De même, l’appui au pastoralisme passe par des incitations à une intensification partielle et progressive des systèmes d’élevage : association de cultures répondant aux besoins et aux exigences des éleveurs et de leur cheptel (maïs-Mucuna ; maïs-Brachiaria ; etc.), aménagement de pâturages (mise en défens, restauration). Pour cela il faut apporter des solutions techniques robustes (choix de plantes fourragères et d’itinéraires techniques adaptés), et une logistique adéquate (formation et information, disponibilité en intrants) pour accompagner les éleveurs qui acceptent d’investir dans ce nouveau modèle productif.

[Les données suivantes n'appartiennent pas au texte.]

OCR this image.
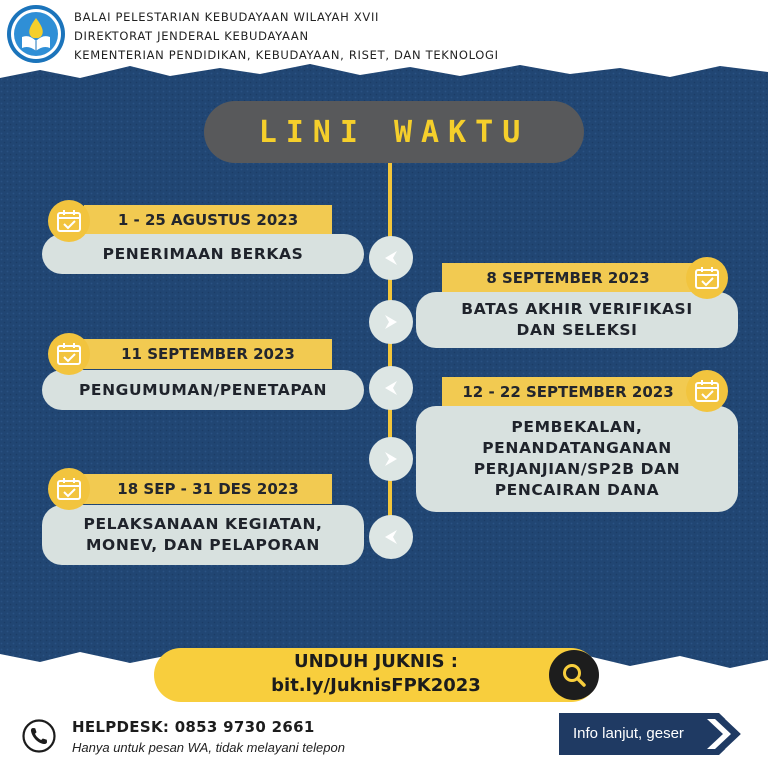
BALAI PELESTARIAN KEBUDAYAAN WILAYAH XVII
DIREKTORAT JENDERAL KEBUDAYAAN
KEMENTERIAN PENDIDIKAN, KEBUDAYAAN, RISET, DAN TEKNOLOGI
LINI WAKTU
1 - 25 AGUSTUS 2023
PENERIMAAN BERKAS
8 SEPTEMBER 2023
BATAS AKHIR VERIFIKASI
DAN SELEKSI
11 SEPTEMBER 2023
PENGUMUMAN/PENETAPAN	12 - 22 SEPTEMBER 2023
PEMBEKALAN,
PENANDATANGANAN
PERJANJIAN/SP2B DAN
PENCAIRAN DANA
18 SEP - 31 DES 2023
PELAKSANAAN KEGIATAN,
MONEV, DAN PELAPORAN
UNDUH JUKNIS :
bit.ly/JuknisFPK2023
HELPDESK: 0853 9730 2661
Hanya untuk pesan WA, tidak melayani telepon
Info lanjut, geser
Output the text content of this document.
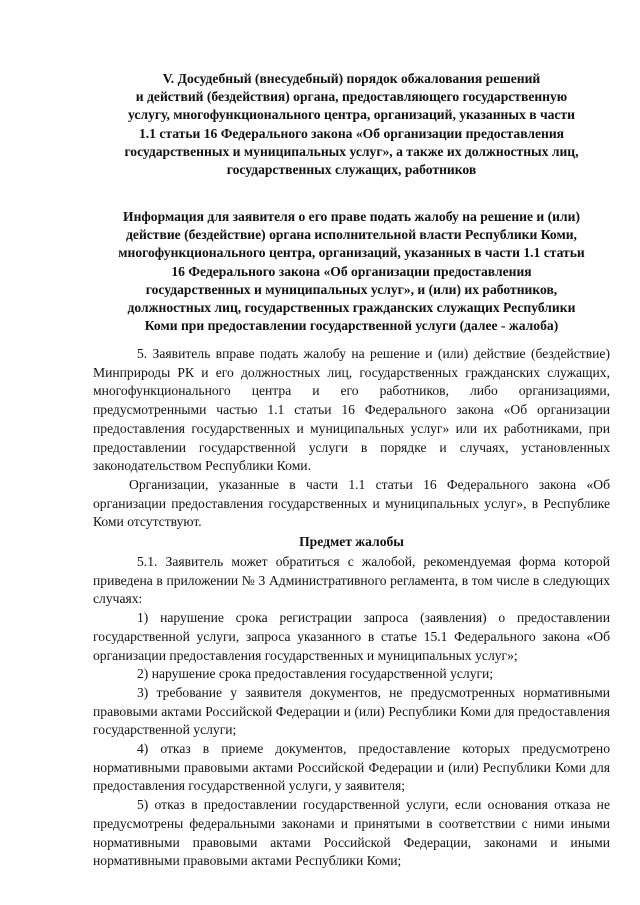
V. Досудебный (внесудебный) порядок обжалования решений
и действий (бездействия) органа, предоставляющего государственную
услугу, многофункционального центра, организаций, указанных в части
1.1 статьи 16 Федерального закона «Об организации предоставления
государственных и муниципальных услуг», а также их должностных лиц,
государственных служащих, работников
Информация для заявителя о его праве подать жалобу на решение и (или)
действие (бездействие) органа исполнительной власти Республики Коми,
многофункционального центра, организаций, указанных в части 1.1 статьи
16 Федерального закона «Об организации предоставления
государственных и муниципальных услуг», и (или) их работников,
должностных лиц, государственных гражданских служащих Республики
Коми при предоставлении государственной услуги (далее - жалоба)

5. Заявитель вправе подать жалобу на решение и (или) действие (бездействие) Минприроды РК и его должностных лиц, государственных гражданских служащих, многофункционального центра и его работников, либо организациями, предусмотренными частью 1.1 статьи 16 Федерального закона «Об организации предоставления государственных и муниципальных услуг» или их работниками, при предоставлении государственной услуги в порядке и случаях, установленных законодательством Республики Коми.

Организации, указанные в части 1.1 статьи 16 Федерального закона «Об организации предоставления государственных и муниципальных услуг», в Республике Коми отсутствуют.

Предмет жалобы

5.1. Заявитель может обратиться с жалобой, рекомендуемая форма которой приведена в приложении № 3 Административного регламента, в том числе в следующих случаях:

1) нарушение срока регистрации запроса (заявления) о предоставлении государственной услуги, запроса указанного в статье 15.1 Федерального закона «Об организации предоставления государственных и муниципальных услуг»;

2) нарушение срока предоставления государственной услуги;

3) требование у заявителя документов, не предусмотренных нормативными правовыми актами Российской Федерации и (или) Республики Коми для предоставления государственной услуги;

4) отказ в приеме документов, предоставление которых предусмотрено нормативными правовыми актами Российской Федерации и (или) Республики Коми для предоставления государственной услуги, у заявителя;

5) отказ в предоставлении государственной услуги, если основания отказа не предусмотрены федеральными законами и принятыми в соответствии с ними иными нормативными правовыми актами Российской Федерации, законами и иными нормативными правовыми актами Республики Коми;
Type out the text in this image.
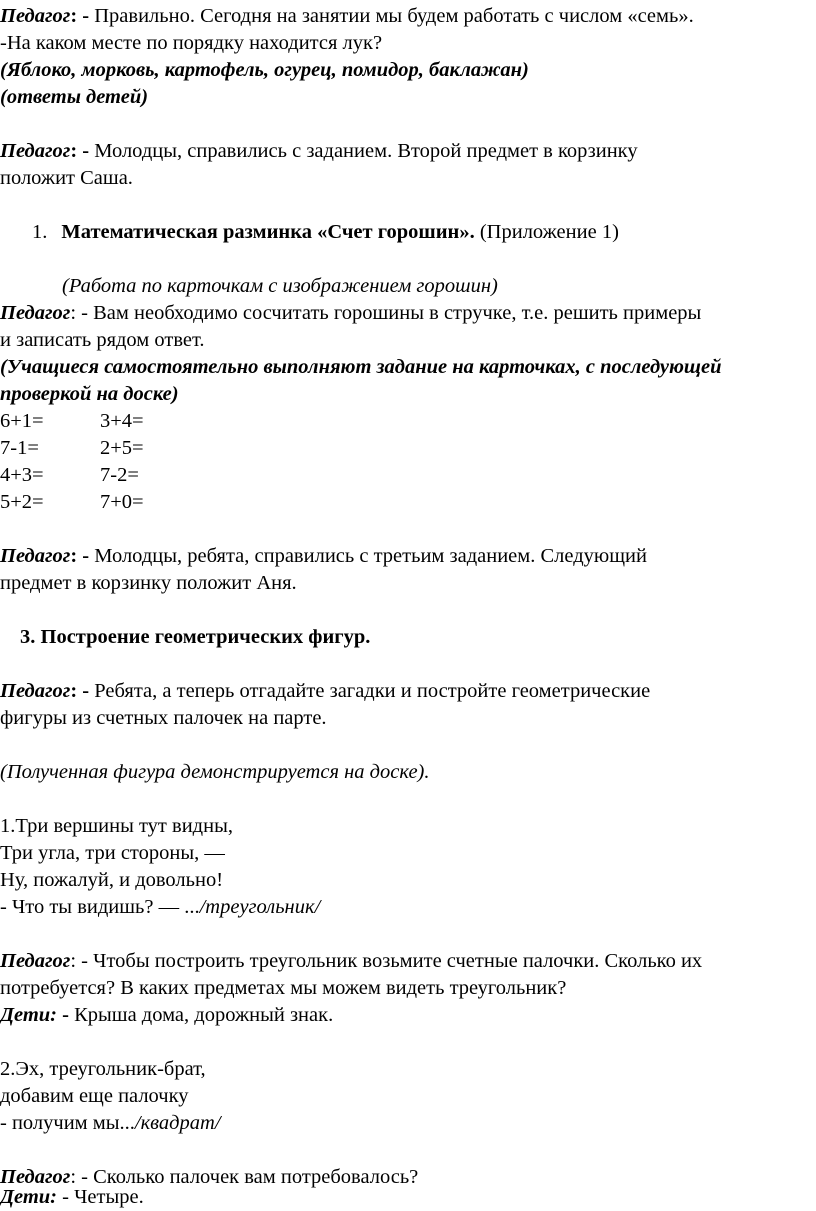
Педагог: - Правильно. Сегодня на занятии мы будем работать с числом «семь».
-На каком месте по порядку находится лук?
(Яблоко, морковь, картофель, огурец, помидор, баклажан)
(ответы детей)
Педагог: - Молодцы, справились с заданием. Второй предмет в корзинку
положит Саша.
1. Математическая разминка «Счет горошин». (Приложение 1)
(Работа по карточкам с изображением горошин)
Педагог: - Вам необходимо сосчитать горошины в стручке, т.е. решить примеры
и записать рядом ответ.
(Учащиеся самостоятельно выполняют задание на карточках, с последующей
проверкой на доске)
6+1=	3+4=
7-1=	2+5=
4+3=	7-2=
5+2=	7+0=
Педагог: - Молодцы, ребята, справились с третьим заданием. Следующий
предмет в корзинку положит Аня.
3. Построение геометрических фигур.
Педагог: - Ребята, а теперь отгадайте загадки и постройте геометрические
фигуры из счетных палочек на парте.
(Полученная фигура демонстрируется на доске).
1.Три вершины тут видны,
Три угла, три стороны, —
Ну, пожалуй, и довольно!
- Что ты видишь? — .../треугольник/
Педагог: - Чтобы построить треугольник возьмите счетные палочки. Сколько их
потребуется? В каких предметах мы можем видеть треугольник?
Дети: - Крыша дома, дорожный знак.
2.Эх, треугольник-брат,
добавим еще палочку
- получим мы.../квадрат/
Педагог: - Сколько палочек вам потребовалось?
Дети: - Четыре.
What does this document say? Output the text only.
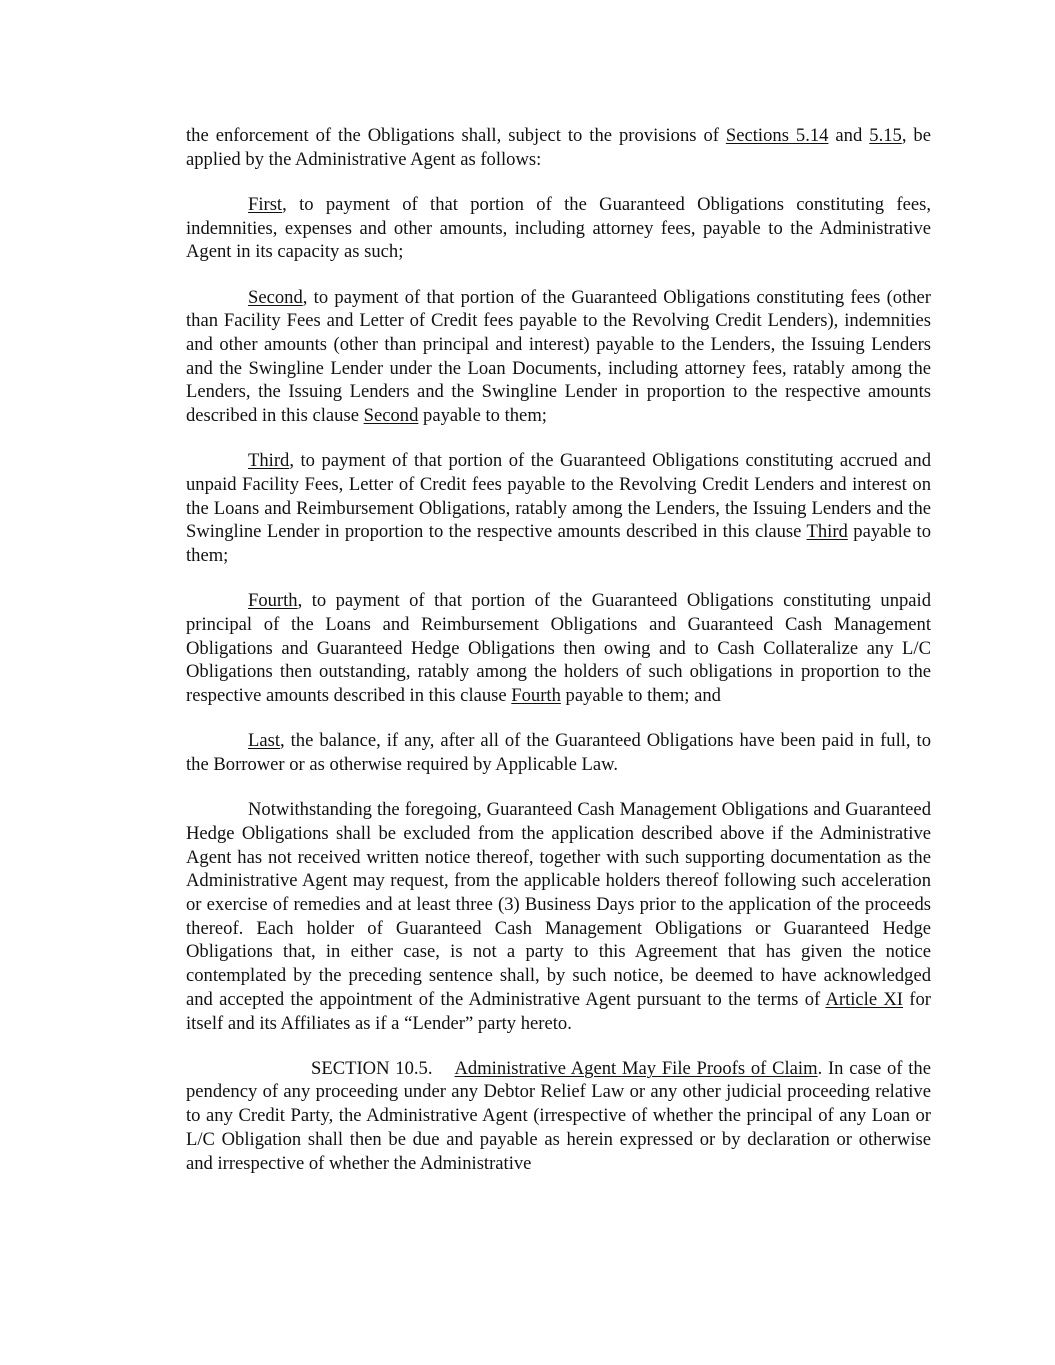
the enforcement of the Obligations shall, subject to the provisions of Sections 5.14 and 5.15, be applied by the Administrative Agent as follows:

First, to payment of that portion of the Guaranteed Obligations constituting fees, indemnities, expenses and other amounts, including attorney fees, payable to the Administrative Agent in its capacity as such;

Second, to payment of that portion of the Guaranteed Obligations constituting fees (other than Facility Fees and Letter of Credit fees payable to the Revolving Credit Lenders), indemnities and other amounts (other than principal and interest) payable to the Lenders, the Issuing Lenders and the Swingline Lender under the Loan Documents, including attorney fees, ratably among the Lenders, the Issuing Lenders and the Swingline Lender in proportion to the respective amounts described in this clause Second payable to them;

Third, to payment of that portion of the Guaranteed Obligations constituting accrued and unpaid Facility Fees, Letter of Credit fees payable to the Revolving Credit Lenders and interest on the Loans and Reimbursement Obligations, ratably among the Lenders, the Issuing Lenders and the Swingline Lender in proportion to the respective amounts described in this clause Third payable to them;

Fourth, to payment of that portion of the Guaranteed Obligations constituting unpaid principal of the Loans and Reimbursement Obligations and Guaranteed Cash Management Obligations and Guaranteed Hedge Obligations then owing and to Cash Collateralize any L/C Obligations then outstanding, ratably among the holders of such obligations in proportion to the respective amounts described in this clause Fourth payable to them; and

Last, the balance, if any, after all of the Guaranteed Obligations have been paid in full, to the Borrower or as otherwise required by Applicable Law.

Notwithstanding the foregoing, Guaranteed Cash Management Obligations and Guaranteed Hedge Obligations shall be excluded from the application described above if the Administrative Agent has not received written notice thereof, together with such supporting documentation as the Administrative Agent may request, from the applicable holders thereof following such acceleration or exercise of remedies and at least three (3) Business Days prior to the application of the proceeds thereof. Each holder of Guaranteed Cash Management Obligations or Guaranteed Hedge Obligations that, in either case, is not a party to this Agreement that has given the notice contemplated by the preceding sentence shall, by such notice, be deemed to have acknowledged and accepted the appointment of the Administrative Agent pursuant to the terms of Article XI for itself and its Affiliates as if a “Lender” party hereto.

SECTION 10.5. Administrative Agent May File Proofs of Claim. In case of the pendency of any proceeding under any Debtor Relief Law or any other judicial proceeding relative to any Credit Party, the Administrative Agent (irrespective of whether the principal of any Loan or L/C Obligation shall then be due and payable as herein expressed or by declaration or otherwise and irrespective of whether the Administrative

Une nécessaire refonte des règles contractuelles pour une meilleure gestion commune des ressources
En zone agropastorale d’Afrique, les tensions fortes et croissantes, souvent conflictuelles, sur les ressources végétales (résidus de cultures et pailles de brousse) justifient d’accompagner les initiatives des producteurs. L’association des cultures ou le choix de certaines cultures (sorgho, maïs, fourrages, etc.) peut permettre de produire davantage de biomasse végétale.
Pour les agriculteurs disposant de bovins et ayant accès aux moyens de transport, le recyclage de ces ressources peut se faire à la ferme comme fourrage et comme ingrédient pour la fumure organique. On peut également valoriser ces biomasses résiduelles en les concentrant sur une partie de la surface cultivée dans la pratique des systèmes de culture sur couverture végétale (SCV).
À l’échelle du terroir, l’accompagnement de ces innovations implique de mettre en place de nouvelles règles contractuelles entre les différents acteurs. Ces règles doivent sécuriser et garantir d’une part l’accès et la valorisation des biomasses supplémentaires produites délibérément par les agriculteurs et d’autre part l’usufruit des parcelles fertilisées par les locataires, dans l’optique de freiner leur dégradation et de les rendre plus productives. Les échanges doivent aussi être encouragés entre les éleveurs et les agriculteurs d’un même terroir, car ces deux types d’acteurs détiennent respectivement l’essentiel du cheptel et des déjections animales, et la majorité des champs et des résidus de cultures du terroir.
Définitions
La vaine pâture est un droit d’usage qui permet aux éleveurs de faire paître gratuitement leur bétail dans des champs ne leur appartenant pas, après la récolte (valorisation des résidus de cultures) ou lors d’une jachère.
Les résidus de culture correspondent à ce qui est laissé dans les champs après la récolte (ex : pailles pour les céréales).
La biomasse désigne l’ensemble de la matière organique présente en un endroit donné (ici, c’est donc la quantité de maïs ou de sorgho produite).